In 1525, David Reubeni, a Jewish man who claimed to be the commander of a Jewish army in the Ottoman Empire, arrived in Portugal. With the approval of the Pope, he sought the Portuguese king's assistance in providing him with ammunition to fight against the Muslims. Reubeni stayed in Portugal for several months, during which he sparked messianic expectations among the New Christians. His actions also led to the conversion of Solomon Molcho, which ultimately resulted to the King of Portugal expelling Reubeni from the country.

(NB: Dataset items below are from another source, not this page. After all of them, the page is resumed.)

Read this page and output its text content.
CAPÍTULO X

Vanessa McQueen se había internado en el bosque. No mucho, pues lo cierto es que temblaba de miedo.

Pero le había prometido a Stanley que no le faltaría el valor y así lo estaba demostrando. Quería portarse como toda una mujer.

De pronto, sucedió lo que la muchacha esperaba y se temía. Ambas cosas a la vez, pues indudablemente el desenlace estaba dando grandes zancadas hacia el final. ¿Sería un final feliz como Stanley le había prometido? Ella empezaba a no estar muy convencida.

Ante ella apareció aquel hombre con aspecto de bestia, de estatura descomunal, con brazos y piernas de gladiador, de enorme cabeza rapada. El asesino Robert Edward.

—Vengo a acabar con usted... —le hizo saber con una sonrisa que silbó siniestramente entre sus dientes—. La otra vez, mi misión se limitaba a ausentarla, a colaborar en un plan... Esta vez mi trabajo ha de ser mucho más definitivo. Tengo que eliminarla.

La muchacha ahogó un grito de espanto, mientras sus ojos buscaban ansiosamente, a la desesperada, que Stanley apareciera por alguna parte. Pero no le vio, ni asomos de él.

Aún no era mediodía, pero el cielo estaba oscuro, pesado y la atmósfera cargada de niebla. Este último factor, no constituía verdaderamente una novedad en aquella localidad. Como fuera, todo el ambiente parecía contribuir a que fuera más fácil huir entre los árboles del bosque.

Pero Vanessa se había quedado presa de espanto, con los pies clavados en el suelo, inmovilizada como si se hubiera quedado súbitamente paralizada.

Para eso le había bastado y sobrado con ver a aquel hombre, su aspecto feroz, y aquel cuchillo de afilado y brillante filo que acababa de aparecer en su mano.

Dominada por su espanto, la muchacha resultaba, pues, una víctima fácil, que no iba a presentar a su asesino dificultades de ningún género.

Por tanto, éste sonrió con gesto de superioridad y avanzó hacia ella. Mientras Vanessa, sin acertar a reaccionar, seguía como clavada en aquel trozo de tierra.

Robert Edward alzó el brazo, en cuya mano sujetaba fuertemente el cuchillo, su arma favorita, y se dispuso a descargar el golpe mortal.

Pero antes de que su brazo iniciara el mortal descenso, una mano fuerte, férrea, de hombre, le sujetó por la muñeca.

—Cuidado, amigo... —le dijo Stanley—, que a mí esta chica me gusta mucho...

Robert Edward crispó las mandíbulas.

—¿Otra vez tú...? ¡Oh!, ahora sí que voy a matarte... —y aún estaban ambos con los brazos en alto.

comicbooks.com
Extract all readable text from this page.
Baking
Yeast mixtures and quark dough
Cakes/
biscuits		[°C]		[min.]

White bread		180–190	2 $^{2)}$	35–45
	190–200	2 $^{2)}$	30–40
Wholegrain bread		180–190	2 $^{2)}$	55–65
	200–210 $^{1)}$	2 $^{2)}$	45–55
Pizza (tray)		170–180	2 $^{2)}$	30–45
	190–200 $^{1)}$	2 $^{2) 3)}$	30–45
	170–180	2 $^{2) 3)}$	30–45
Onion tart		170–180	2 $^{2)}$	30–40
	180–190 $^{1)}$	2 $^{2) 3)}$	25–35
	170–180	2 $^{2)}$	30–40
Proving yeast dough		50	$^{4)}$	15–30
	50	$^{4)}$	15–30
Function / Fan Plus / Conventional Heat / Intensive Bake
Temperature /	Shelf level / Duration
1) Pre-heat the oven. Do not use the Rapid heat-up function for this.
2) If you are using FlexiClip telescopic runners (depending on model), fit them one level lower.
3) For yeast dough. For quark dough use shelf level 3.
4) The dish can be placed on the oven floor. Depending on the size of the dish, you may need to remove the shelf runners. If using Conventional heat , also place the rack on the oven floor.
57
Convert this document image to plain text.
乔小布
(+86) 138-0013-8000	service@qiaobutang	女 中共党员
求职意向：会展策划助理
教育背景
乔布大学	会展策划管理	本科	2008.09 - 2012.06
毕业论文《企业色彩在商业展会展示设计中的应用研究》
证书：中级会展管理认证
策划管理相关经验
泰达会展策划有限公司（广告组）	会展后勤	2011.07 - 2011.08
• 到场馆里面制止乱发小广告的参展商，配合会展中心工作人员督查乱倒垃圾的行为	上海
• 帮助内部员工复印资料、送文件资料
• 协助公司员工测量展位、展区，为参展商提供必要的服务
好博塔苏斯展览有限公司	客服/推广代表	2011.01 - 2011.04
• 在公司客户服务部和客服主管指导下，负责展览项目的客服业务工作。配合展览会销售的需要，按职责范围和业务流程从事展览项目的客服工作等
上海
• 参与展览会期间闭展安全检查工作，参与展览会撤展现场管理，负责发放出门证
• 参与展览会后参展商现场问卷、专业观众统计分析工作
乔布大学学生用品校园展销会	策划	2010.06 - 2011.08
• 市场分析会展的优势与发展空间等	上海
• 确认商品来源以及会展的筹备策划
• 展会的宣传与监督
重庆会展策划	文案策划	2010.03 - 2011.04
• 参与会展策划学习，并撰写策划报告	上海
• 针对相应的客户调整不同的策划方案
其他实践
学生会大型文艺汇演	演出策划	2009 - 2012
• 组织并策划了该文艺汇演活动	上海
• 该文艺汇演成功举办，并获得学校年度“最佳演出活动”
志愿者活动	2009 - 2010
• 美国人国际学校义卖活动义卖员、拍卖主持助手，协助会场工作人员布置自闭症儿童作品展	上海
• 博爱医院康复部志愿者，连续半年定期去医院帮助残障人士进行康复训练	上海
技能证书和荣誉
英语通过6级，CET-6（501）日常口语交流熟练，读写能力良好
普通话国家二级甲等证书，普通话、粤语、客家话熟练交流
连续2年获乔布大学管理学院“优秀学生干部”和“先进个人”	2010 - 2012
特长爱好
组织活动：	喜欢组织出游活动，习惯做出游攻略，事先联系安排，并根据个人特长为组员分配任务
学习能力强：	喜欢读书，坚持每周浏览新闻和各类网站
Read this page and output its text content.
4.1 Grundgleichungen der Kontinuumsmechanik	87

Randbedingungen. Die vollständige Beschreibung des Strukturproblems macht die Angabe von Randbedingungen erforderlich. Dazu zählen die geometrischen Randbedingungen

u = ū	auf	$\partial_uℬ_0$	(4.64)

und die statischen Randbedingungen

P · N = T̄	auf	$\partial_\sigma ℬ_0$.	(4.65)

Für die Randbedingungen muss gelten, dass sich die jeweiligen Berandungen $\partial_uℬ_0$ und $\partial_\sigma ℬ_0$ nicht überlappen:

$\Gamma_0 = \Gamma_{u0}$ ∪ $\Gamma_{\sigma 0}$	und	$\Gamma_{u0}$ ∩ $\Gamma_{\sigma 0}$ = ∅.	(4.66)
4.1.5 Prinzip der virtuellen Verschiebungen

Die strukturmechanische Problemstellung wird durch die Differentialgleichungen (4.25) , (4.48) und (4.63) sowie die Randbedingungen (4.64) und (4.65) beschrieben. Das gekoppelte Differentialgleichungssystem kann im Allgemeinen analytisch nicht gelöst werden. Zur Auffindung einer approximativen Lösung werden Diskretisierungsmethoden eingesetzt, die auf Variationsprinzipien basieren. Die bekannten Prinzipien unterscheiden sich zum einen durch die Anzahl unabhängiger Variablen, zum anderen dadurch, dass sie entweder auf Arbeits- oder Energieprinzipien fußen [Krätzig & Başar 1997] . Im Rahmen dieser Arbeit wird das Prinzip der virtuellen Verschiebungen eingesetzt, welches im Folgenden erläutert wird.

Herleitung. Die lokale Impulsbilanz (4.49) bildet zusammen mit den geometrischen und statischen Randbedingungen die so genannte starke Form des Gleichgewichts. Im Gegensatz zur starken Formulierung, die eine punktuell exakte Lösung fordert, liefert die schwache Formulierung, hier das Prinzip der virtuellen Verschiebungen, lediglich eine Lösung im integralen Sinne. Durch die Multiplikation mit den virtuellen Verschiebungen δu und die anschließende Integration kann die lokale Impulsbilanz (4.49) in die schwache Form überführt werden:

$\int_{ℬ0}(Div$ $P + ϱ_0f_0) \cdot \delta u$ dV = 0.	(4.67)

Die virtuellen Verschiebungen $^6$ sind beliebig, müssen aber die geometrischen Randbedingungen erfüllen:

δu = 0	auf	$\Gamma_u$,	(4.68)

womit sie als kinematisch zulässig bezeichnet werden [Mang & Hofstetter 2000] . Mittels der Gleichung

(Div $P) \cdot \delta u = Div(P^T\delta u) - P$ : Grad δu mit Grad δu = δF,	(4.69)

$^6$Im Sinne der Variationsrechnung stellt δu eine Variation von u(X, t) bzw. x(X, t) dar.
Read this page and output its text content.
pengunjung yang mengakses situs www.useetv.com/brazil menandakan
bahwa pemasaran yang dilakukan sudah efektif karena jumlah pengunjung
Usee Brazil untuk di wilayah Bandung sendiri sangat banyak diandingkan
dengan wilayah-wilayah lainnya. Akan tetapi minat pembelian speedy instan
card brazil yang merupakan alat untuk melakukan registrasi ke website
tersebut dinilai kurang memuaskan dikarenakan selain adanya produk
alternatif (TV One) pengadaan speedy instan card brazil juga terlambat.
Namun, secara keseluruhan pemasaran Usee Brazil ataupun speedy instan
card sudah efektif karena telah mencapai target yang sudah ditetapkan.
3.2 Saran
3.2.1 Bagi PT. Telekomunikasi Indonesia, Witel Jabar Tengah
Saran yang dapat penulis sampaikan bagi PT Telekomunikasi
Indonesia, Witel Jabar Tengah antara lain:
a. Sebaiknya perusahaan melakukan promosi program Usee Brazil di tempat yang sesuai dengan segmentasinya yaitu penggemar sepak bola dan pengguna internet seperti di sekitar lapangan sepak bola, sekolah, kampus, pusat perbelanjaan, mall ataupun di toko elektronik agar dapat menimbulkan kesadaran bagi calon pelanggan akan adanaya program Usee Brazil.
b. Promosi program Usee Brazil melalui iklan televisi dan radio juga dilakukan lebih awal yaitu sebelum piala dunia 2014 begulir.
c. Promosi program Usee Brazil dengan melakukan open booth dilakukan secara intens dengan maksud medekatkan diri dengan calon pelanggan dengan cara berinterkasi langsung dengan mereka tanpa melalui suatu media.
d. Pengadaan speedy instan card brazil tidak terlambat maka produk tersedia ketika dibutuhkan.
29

Jews in Portugal were forced to convert to Christianity, but were largely allowed to practice their religion in private. Portugal did not immediately establish an Inquisition until 1536. The Inquisition held its first Auto da fé in Portugal in 1540. Like the Spanish Inquisition, it concentrated its efforts on rooting out converts from other faiths (overwhelmingly Judaism) who did not adhere to the strictures of Catholic orthodoxy; like in Spain, the Portuguese inquisitors mostly targeted the Jewish New Christians, conversos, or marranos. The Portuguese Inquisition expanded its scope of operations from Portugal to the Portuguese Empire, including Brazil, Cape Verde, and India. According to Henry Charles Lea between 1540 and 1794 tribunals in Lisbon, Porto, Coimbra and Évora burned 1,175 persons, another 633 were burned in effigy and 29,590 were penanced. The Portuguese Inquisition was extinguished in 1821 by the "General Extraordinary and Constituent Courts of the Portuguese Nation".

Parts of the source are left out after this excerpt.